On a crisp, bright October afternoon last fall I was caught up in a wild game of tag with my grandchildren, charging around our lake home with the maple leaves at our feet and the birds in the air. As I rounded the house at full speed, I heard my grandson shout to his sister: “Be careful! Now that Grandma has time to exercise, she is fast!”
There it is. “Now that Grandma has time.” That is my story of life beyond headship. Time.
I don’t believe I realized how much my mind was full of problem solving during my years as a head of school, full of conflicts to address, of timelines to develop, of reports to read and write, of publications to create, of technologies to learn. Whether it was a weekend walk with my husband or a vacation dinner with my family, there was always a part of my processing space focused on a task related to school. Even when my son teased me about “there she goes again, getting lost in Belmont Day School,” I had a difficult time coming back to the present and giving my all to the conversation.
As I think of how my life has been different these last almost two years since my retirement, I ponder the importance of time and reflect on how I have used it.
Most importantly, I have had time for the people I love. After twelve years of a commuting marriage that was constructed to provide me with the professional opportunity of heading a wonderful school, my husband Frank and I are in the same space. During the last two years we have had spontaneous walks in the park, movies in the afternoon, visits to museums and to arboretums, games with grandchildren, and trips to relatives. We read together, cook together, explore together. And it hasn’t taken hours of looking at calendars.
I have had time to be a grandmother engaged in the educational experiences of my grandchildren. I have re-discovered the mysteries of reading with Eleanor, who is in first grade, and have dived into researching inventors and inventions with Joseph in his fourth grade science curriculum. I take them to sports practices and cheer at their games. I attend talent shows and art exhibits and remember all the amazing times I spent in schools over the years with the students whose work I cherished.

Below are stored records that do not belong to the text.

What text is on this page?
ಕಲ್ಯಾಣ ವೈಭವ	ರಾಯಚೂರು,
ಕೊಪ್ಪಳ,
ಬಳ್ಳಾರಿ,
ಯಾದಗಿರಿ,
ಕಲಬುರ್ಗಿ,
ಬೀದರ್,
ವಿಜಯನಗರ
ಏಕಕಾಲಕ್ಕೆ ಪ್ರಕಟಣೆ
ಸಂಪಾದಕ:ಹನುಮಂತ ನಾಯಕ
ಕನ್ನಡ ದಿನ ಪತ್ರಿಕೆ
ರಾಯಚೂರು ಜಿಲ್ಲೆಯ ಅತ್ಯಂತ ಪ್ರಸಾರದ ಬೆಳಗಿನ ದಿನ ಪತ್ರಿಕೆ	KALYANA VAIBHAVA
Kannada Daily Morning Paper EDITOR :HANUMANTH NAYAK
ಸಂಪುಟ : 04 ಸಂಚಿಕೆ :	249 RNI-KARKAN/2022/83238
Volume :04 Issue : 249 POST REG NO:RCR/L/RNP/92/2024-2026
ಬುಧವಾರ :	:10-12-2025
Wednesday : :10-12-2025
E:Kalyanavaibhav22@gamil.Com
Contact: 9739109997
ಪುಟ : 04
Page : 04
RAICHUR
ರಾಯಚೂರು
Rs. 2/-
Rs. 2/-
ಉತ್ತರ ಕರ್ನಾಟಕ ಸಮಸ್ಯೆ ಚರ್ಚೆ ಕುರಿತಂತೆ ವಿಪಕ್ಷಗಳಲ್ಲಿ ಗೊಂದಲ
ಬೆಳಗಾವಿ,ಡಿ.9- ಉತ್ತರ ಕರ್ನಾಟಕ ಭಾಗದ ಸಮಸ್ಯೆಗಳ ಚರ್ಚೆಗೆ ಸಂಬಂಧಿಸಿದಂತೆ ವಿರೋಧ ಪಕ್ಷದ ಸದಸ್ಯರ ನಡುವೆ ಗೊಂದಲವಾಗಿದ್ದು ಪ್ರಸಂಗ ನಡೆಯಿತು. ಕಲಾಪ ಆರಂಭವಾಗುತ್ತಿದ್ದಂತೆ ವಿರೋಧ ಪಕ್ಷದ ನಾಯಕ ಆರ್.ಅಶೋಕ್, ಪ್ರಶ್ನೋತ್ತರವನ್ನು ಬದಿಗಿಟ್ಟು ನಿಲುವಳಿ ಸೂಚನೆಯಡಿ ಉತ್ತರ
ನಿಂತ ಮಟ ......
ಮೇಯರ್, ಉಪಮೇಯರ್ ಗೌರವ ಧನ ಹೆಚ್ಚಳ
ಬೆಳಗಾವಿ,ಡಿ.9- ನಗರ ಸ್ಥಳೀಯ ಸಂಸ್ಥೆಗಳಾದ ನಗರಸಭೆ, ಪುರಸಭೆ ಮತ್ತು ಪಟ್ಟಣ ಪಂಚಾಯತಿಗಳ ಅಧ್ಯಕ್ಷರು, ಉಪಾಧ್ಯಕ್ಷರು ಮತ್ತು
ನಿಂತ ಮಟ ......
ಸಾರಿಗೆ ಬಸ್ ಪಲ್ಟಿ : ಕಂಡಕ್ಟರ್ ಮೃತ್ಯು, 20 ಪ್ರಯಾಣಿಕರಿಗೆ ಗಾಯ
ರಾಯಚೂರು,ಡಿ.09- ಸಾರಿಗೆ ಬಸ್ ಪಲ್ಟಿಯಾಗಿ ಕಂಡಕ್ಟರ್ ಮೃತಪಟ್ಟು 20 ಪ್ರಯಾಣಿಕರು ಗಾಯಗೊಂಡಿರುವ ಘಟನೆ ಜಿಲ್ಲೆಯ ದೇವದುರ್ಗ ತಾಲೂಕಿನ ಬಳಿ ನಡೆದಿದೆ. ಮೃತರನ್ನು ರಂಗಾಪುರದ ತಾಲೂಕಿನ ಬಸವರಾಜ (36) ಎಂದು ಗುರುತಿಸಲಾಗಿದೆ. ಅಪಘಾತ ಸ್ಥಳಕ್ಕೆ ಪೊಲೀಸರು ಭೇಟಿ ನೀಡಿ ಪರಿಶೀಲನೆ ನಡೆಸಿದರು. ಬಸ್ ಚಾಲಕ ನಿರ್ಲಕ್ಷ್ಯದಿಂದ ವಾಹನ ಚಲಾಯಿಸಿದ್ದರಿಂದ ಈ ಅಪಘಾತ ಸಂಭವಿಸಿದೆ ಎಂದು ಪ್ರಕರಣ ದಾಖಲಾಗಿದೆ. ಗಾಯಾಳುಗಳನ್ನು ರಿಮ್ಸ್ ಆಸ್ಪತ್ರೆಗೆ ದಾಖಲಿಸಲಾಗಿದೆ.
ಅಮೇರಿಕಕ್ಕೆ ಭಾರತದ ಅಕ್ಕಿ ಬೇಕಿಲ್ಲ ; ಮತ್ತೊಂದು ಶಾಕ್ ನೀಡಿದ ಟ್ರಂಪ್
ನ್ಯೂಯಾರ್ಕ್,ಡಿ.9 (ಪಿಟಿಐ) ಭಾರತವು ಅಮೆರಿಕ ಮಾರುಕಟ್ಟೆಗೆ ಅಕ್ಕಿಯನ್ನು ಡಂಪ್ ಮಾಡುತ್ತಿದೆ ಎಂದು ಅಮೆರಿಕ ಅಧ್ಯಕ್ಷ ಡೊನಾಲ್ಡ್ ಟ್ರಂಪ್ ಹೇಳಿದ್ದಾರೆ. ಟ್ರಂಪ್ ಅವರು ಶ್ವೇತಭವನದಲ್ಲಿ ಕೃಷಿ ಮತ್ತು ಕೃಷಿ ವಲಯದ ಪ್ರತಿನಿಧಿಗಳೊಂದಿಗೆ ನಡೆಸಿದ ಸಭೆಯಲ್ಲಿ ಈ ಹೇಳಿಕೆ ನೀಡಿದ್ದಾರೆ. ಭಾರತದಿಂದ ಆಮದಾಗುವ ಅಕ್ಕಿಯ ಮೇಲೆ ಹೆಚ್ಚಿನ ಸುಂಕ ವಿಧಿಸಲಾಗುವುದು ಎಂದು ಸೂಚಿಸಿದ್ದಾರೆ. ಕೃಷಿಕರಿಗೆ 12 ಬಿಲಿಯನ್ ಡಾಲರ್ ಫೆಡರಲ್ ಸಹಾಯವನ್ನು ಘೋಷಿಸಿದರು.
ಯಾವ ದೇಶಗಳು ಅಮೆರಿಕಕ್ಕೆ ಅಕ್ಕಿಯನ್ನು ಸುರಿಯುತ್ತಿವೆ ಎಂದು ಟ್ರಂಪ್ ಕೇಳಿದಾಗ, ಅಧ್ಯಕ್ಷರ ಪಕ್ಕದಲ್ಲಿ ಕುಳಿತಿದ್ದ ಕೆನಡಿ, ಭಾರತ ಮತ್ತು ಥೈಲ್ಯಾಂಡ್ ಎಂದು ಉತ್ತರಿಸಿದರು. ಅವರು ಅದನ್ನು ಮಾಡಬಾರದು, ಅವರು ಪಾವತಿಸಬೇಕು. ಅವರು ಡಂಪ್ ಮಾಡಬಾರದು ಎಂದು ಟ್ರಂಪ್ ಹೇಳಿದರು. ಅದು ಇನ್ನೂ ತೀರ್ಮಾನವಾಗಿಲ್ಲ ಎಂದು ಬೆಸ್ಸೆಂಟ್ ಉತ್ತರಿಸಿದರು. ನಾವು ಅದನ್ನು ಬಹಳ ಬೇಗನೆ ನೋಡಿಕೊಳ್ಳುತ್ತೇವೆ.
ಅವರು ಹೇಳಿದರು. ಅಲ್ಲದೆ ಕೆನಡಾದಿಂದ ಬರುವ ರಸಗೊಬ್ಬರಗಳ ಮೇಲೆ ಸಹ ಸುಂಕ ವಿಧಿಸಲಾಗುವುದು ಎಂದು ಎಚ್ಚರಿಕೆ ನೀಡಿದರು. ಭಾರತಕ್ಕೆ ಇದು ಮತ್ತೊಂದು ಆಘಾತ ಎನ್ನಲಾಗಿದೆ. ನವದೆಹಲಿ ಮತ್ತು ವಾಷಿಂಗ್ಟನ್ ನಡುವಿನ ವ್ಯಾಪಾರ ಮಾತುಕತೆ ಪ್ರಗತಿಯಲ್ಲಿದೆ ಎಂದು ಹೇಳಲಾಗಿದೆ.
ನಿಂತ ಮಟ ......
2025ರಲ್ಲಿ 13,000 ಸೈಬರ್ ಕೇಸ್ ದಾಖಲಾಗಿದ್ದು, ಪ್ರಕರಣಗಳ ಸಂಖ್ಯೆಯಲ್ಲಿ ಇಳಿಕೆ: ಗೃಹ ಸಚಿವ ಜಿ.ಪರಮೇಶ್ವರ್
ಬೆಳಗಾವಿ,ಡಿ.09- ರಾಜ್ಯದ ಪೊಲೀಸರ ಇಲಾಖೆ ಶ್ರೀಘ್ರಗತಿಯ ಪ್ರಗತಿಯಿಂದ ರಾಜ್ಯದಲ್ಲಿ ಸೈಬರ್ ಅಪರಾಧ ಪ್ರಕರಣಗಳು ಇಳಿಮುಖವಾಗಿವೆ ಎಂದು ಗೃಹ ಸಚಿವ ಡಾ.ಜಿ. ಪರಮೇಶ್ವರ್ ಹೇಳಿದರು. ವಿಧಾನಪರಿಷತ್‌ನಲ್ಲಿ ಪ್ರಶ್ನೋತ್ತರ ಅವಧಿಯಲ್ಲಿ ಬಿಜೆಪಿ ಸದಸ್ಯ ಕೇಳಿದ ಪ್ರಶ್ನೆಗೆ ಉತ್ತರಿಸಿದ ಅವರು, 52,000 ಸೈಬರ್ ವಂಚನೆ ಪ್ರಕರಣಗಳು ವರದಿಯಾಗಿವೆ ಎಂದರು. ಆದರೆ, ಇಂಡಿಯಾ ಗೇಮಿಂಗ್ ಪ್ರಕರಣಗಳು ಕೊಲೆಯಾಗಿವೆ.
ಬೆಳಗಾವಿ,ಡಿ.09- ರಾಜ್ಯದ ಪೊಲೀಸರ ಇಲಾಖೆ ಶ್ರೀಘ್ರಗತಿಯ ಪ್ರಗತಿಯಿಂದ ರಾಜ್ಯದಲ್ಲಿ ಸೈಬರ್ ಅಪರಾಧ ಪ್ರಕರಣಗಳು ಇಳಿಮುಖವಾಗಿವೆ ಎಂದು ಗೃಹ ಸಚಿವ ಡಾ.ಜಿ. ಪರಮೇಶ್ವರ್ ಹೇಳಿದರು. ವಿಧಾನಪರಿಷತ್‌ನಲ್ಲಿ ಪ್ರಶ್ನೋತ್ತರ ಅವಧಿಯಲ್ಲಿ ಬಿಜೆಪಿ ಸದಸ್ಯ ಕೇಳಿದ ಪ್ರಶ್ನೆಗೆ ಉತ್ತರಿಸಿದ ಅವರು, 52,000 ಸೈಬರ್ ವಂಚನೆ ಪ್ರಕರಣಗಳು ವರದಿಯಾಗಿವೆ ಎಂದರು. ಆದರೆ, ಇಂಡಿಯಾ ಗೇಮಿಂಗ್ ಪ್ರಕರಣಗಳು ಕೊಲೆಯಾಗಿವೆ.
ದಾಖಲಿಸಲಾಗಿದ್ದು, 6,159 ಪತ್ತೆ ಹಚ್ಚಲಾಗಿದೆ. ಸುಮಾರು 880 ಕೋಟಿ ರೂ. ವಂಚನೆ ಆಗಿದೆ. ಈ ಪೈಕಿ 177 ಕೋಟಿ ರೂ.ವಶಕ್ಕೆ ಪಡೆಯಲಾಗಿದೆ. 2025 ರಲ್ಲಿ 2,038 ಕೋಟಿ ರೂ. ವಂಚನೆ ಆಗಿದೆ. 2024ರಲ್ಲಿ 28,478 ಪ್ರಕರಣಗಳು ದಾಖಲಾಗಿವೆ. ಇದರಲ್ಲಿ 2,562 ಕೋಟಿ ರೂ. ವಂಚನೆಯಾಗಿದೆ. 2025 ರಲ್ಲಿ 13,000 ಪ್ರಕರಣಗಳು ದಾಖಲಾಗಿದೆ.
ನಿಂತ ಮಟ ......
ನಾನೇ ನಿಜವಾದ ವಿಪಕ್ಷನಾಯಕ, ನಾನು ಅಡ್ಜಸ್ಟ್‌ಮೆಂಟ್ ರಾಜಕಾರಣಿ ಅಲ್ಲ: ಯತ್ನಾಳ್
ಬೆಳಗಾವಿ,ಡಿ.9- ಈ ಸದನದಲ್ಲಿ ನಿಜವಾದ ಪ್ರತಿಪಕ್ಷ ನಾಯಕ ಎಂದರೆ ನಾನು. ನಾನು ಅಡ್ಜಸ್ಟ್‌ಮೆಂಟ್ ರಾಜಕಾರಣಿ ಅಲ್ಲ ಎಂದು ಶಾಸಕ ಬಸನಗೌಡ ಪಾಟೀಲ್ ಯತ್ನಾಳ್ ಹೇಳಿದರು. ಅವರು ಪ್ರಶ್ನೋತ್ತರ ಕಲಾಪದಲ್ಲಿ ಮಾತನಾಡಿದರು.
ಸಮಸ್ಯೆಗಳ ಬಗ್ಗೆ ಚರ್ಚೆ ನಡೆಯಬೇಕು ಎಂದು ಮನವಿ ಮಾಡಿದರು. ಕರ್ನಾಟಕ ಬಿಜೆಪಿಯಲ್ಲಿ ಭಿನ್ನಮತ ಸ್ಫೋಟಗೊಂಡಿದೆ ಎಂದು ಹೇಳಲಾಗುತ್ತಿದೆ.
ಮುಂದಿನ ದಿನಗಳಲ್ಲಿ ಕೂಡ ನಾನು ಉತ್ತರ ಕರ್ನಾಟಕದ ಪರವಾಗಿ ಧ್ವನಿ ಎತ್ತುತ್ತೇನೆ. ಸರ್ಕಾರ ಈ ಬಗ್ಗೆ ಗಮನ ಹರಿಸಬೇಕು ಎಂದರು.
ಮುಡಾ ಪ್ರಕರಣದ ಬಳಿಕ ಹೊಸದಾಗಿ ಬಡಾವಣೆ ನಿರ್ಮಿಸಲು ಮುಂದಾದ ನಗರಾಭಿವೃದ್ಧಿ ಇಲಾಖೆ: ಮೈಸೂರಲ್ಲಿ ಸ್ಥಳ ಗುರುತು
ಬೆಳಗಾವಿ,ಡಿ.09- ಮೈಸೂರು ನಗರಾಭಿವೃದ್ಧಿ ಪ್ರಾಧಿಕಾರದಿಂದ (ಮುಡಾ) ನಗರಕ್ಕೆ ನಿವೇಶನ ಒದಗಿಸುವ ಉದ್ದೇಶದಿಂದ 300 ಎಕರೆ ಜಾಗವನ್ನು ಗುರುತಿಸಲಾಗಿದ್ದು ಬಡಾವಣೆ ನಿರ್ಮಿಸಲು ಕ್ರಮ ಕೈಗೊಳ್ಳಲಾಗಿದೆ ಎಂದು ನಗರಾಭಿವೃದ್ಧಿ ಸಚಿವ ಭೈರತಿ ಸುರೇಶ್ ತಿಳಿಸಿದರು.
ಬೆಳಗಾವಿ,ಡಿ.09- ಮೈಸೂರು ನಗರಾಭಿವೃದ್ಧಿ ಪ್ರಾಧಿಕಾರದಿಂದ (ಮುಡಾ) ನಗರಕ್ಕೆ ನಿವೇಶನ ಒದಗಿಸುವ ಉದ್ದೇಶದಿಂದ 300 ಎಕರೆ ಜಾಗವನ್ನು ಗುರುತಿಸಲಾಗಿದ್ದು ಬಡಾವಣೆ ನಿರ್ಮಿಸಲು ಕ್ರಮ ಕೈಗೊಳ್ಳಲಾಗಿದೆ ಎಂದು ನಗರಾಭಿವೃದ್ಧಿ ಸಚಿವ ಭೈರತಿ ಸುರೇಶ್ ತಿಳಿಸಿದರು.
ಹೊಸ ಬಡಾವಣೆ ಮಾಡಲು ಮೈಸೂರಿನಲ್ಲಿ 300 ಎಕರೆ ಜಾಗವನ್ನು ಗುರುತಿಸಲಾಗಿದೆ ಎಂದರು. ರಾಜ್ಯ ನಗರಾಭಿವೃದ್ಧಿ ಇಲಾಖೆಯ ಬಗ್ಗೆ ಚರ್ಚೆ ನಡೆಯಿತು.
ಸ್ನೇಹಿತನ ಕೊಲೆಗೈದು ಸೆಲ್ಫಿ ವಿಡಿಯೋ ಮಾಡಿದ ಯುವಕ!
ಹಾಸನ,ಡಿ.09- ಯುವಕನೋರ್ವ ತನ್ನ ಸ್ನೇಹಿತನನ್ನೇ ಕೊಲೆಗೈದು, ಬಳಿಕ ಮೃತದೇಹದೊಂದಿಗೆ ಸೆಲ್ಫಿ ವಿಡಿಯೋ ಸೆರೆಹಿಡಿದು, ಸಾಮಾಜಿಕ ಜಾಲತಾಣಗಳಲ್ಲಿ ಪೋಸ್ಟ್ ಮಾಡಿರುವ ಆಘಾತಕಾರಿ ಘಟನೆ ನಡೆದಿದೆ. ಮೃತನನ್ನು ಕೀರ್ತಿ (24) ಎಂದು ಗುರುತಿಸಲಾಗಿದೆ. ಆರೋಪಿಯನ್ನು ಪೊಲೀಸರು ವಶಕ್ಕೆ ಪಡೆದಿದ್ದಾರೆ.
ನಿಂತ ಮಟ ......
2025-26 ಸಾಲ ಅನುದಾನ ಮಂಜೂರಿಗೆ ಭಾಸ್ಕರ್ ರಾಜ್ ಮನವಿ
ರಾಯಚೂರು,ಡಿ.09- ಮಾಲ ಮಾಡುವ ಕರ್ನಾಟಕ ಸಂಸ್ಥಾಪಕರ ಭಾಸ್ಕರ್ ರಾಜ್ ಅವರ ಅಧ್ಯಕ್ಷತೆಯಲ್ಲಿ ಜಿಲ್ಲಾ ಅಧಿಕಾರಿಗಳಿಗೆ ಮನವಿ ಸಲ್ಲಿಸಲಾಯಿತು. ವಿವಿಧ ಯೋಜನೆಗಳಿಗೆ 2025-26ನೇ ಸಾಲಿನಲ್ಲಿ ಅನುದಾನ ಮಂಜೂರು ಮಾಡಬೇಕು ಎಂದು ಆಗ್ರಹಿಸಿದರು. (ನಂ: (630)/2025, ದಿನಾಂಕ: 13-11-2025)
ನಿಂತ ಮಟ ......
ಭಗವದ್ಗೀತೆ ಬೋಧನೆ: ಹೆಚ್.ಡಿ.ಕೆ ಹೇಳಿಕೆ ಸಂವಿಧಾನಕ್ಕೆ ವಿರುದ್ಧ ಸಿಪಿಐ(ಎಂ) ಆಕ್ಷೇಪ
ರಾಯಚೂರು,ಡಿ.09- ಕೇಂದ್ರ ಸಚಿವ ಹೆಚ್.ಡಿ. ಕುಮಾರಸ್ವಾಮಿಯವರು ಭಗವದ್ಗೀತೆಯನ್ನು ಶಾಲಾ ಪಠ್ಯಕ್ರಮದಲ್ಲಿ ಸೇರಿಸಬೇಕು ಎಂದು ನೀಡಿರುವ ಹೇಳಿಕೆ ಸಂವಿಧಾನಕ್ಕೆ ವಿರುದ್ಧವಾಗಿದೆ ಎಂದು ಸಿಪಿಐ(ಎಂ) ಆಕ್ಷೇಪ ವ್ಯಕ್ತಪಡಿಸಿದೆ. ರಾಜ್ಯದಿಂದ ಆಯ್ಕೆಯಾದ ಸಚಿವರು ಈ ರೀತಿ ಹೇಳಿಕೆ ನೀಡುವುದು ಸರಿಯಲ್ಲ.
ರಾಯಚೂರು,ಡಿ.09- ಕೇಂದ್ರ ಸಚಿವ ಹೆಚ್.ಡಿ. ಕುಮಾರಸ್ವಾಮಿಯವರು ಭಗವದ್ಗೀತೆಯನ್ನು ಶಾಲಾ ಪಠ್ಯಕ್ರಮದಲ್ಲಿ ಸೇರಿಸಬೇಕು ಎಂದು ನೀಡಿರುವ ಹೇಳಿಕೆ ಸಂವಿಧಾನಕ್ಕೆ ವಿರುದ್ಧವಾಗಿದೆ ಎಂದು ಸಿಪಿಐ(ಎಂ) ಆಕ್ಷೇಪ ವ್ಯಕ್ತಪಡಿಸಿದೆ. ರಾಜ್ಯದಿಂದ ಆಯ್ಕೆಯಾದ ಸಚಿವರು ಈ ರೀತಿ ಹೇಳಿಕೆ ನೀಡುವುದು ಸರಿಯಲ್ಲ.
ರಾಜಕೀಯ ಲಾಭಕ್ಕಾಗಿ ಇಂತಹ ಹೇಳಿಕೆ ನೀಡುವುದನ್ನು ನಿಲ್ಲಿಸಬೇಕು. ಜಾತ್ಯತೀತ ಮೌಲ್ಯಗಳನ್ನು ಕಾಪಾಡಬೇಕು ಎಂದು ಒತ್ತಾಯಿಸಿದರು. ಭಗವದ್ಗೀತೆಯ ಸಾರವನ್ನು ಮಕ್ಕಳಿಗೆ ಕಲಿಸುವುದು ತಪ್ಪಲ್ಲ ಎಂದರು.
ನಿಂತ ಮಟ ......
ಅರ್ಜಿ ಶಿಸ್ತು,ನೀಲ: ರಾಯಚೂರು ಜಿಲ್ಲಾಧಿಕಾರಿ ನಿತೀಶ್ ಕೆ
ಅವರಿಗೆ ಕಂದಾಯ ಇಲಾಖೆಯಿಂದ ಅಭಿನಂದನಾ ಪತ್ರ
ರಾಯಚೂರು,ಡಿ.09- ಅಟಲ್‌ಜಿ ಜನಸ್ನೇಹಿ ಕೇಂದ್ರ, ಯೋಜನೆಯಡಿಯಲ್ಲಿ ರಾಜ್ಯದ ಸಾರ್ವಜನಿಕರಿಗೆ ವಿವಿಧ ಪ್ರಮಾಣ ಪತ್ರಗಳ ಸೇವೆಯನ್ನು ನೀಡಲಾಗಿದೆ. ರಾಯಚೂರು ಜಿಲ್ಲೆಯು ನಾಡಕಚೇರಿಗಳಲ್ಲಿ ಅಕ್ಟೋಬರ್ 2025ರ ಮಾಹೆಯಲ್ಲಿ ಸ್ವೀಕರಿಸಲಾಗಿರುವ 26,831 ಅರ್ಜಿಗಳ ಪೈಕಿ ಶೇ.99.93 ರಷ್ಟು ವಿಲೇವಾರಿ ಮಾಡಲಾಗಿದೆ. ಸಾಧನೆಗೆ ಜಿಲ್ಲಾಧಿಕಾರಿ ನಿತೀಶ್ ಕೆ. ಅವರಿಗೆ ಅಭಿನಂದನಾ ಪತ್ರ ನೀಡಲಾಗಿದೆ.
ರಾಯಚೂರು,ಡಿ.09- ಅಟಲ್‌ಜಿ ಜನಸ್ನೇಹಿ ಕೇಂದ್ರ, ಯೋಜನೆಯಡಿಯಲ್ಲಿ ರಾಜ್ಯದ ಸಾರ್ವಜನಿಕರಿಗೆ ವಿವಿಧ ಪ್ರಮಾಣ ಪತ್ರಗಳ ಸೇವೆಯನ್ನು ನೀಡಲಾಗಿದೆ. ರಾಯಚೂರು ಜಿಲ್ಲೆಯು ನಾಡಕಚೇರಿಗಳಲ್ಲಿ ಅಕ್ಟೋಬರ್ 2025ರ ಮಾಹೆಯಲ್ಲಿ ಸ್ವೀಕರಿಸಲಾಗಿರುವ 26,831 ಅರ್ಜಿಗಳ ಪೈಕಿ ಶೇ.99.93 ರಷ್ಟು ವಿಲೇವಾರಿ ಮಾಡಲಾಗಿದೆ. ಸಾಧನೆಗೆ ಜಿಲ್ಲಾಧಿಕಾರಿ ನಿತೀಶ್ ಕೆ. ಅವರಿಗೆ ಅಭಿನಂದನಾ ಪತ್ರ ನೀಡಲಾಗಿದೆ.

Since leaving my headship, I have found many opportunities to volunteer in schools through connections with friends and colleagues. I confess these experiences have been mixed blessings. I love being with the children, sitting at their tables and guiding conversation and helping them in their communications and their learning. I relish chaperoning field trips and helping the students focus on the details of the moment. In addition, I have appreciated the conversations with teachers as we share observations of the students and celebrate the successes we mark together.
The challenge comes when I see the possibilities for change and recognize that I am not really in a position to make recommendations! I have a new status. I am a volunteer with a capital “V.” I am not the head of school or the classroom teacher. I cannot oversee the decision-making process! I have had to learn to let go and simply participate.

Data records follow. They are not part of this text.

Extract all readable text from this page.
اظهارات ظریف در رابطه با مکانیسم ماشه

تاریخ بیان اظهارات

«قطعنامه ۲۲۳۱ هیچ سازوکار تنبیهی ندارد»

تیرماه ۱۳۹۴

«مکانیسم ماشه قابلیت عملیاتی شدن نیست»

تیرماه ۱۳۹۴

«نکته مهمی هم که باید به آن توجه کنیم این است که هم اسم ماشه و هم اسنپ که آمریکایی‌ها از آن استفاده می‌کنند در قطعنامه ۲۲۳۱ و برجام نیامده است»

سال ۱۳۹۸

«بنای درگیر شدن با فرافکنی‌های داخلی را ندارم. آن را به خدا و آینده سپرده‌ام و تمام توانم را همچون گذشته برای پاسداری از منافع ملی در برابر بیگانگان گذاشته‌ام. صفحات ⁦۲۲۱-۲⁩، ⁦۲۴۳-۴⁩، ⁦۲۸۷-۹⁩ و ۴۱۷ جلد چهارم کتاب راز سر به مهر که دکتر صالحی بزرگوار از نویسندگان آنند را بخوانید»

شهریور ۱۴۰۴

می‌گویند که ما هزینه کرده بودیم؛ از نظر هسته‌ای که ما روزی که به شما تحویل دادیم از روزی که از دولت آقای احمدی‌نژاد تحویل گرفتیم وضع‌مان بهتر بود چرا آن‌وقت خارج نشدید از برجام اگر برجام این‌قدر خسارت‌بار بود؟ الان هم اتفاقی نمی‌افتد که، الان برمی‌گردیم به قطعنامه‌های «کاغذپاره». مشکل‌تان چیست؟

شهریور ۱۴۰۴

I confess that I am still pondering this dilemma and trying to decide if I want to re-enter the realm of school or try some new directions. Time gives me the chance to consider this question and explore many pathways. Here are a few ways I have been using my time in addition to my volunteer work.
I have been writing a book during these last months, connecting with a colleague and researching about the importance of creating healthy cultures in our schools.
I have been making new friends, rediscovering what it is like to “hang out” and simply listen and share stories without a goal or a task to accomplish.
I have watched birds and listened to their songs.
I have read countless cookbooks and have rediscovered my love of baking.
I have joined a gym and exercise weekly.
I have had my piano tuned so that I can take lessons again and rediscover the joys of making music.
I have reflected deeply on the people and places that have made a difference in my life and have marked those experiences in my journal.
“Now that Grandma has time,” she is finding a new sense of self.